Materials and methods: This is a monocenter cross sectional study with a total of 61 new-onset Graves disease patients (n:61, F: 40, M:21) who were divided into two groups according to baseline serum vitamin D levels, as Group-1 (D vit <20; n:42) and Group-2 (D vit ≥20; n:19). Plasma fT4, fT3, TRAb, TPOAb and PTH levels were analysed and thyroid volume (ml), isthmus thickness (mm) were measured by the same physician with thyroid ultrasonography at the time of diagnosis for each patient. The results were compared between the two groups. Categorical variables were processed with the chi-square test. Pearson and spearman correlation analysis were performed for normally and non-normally distributed data, respectively.
Results: There was an inverse correlation between baseline serum vitamin D levels and thyroid volume, TRAb, fT3 and PTH levels (P=0.02, r=−0.31; P=0.005, r=−0.36; P=0.04, r=−0.26; P=0.02, r=−0.32; respectively). Thyroid volume was also correlated with serum fT4, fT3, TRAb and TPOAb (P=0.001, r=0.426; P=0.001, r=0.50; P=0.04, r=0.26; P=0.001, r=0.42; respectively). Low vitamin D and high TgAb levels were independently associated with thyroid volume in logistic regression analysis (P=0.03, OR:18.7, CI 95% 1.34260.91 and P=0.04, OR: 16.6, CI 95% 1.07255.64; respectively).

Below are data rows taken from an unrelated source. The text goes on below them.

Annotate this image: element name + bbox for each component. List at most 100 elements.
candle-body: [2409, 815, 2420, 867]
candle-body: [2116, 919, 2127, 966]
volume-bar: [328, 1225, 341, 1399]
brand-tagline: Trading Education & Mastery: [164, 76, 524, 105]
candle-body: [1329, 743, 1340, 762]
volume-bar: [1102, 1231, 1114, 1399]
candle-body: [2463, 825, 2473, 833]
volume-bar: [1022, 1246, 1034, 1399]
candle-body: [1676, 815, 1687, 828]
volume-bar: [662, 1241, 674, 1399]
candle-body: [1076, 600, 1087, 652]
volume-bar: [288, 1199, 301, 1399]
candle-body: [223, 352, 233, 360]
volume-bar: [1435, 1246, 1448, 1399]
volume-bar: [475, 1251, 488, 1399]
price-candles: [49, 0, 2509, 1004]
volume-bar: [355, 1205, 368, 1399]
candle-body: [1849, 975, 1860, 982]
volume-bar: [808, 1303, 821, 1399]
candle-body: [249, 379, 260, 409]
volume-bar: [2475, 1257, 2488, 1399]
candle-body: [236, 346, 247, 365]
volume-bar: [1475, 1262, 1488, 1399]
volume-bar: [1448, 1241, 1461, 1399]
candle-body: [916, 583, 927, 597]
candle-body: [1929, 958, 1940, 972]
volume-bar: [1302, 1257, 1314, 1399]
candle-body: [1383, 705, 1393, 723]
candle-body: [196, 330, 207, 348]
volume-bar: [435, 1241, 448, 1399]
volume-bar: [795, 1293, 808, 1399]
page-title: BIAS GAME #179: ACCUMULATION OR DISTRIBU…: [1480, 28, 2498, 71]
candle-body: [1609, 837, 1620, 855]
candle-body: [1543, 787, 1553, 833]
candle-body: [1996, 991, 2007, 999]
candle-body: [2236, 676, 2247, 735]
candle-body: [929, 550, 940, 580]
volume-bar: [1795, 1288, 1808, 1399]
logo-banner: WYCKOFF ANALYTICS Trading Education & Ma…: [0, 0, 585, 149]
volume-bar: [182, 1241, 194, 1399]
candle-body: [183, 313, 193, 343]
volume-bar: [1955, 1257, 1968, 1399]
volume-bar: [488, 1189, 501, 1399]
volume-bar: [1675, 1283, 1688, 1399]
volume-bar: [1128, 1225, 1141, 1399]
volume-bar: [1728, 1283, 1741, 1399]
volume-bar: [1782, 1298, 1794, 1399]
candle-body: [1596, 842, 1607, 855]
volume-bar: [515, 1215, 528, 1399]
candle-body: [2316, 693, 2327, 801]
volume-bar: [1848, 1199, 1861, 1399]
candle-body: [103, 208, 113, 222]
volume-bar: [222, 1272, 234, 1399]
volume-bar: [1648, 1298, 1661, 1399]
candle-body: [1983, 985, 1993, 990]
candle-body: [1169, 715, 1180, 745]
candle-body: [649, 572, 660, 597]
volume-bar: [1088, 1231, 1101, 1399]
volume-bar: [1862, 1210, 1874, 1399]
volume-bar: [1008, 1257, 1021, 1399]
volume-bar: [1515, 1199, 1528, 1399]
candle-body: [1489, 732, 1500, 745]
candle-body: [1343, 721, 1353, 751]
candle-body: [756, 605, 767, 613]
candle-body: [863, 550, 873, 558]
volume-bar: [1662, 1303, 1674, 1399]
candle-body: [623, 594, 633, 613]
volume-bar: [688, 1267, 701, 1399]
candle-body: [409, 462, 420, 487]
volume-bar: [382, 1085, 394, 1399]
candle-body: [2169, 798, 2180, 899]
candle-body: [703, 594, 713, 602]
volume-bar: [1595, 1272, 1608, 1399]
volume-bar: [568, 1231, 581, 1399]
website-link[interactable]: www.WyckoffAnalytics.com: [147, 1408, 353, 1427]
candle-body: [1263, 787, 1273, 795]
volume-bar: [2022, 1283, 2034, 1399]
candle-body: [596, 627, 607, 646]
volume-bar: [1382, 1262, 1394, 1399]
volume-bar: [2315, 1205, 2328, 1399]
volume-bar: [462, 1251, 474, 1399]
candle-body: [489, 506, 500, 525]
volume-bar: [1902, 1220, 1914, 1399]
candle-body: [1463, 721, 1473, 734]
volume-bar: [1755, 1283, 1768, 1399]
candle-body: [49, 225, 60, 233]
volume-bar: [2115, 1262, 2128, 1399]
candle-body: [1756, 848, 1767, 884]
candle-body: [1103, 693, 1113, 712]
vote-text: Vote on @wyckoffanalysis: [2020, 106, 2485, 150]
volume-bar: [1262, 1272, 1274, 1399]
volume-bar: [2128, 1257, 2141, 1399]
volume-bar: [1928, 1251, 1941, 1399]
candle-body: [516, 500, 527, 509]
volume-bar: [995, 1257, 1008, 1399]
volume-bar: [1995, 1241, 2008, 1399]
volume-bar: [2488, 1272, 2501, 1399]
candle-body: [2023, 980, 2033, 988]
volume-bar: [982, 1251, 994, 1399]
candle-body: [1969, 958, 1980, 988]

Conclusion: Baseline serum vitamin D levels are inversely related with thyroid volumes, fT3 and TRAb levels in new-onset Graves disease. In addition to several advantages, optimization of vitamin D levels would also be beneficial in the surveillance of these patients. However larger scale studies are required in order to make further suggestions.